Los geht's. Erstmal vom Messegelände runter. Die Leute drehen sich zur Dröhnenden dreiflutigen Abgasanlage um und sehen ein bis auf's letzte auf Agressivität ausgelegtes Design an einem grauen Auto mit riesigem Heckspoiler.
Als wir das Gelände verließen und ich einmal testweise das Gas streichelte, prägte sich ein grinsen in die Gesichter von mir und meinen Mitfahrern, das auch erstmal bestehen blieb.
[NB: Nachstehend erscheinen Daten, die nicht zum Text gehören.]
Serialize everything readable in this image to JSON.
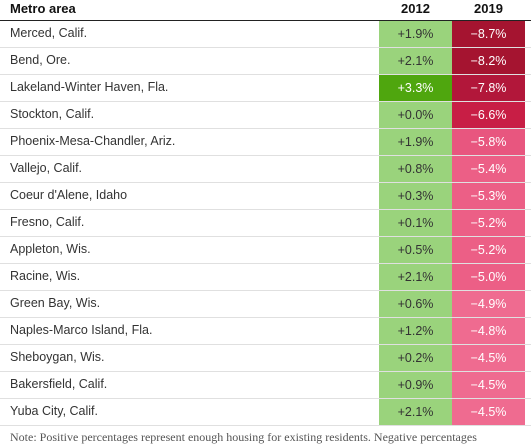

Auf einer leeren Geraden hab ich ihm dann einmal die Sporen gegeben. Ab 2500 Umdrehungen entfaltet er so eine Power, dass ich den Mund nicht mehr schließen konnte. Der stärkste Wagen, den ich bisher gefahren bin. Und er haute mich um. Wie ein 2l 4-Ender, also quasi ein Motor wie zuvor der des Octavia RS, an so unheimlich viel Power kommt, hat mich - massiv untertrieben gesagt - gewundert. Unfassbarer Wagen.
Die Begleiterin vom Abendblatt sagte zu Beginn der Runde, dass der Wagen bisher tatsächlich kaum bewegt wurde, weil niemand besonderes Interesse an einem Civic habe. Daraus schloss ich, dass die alle mit dem Suffix "Type R" nicht viel anfangen konnten. Umso besser für mich. Ich fragte sie, ob wir im Anschluss noch eine Runde drehen könnten, wenn der Wagen eh nicht ausgelastet ist. Sie stimmte zu und wir fuhren noch eine Runde mit der Spaßmaschine.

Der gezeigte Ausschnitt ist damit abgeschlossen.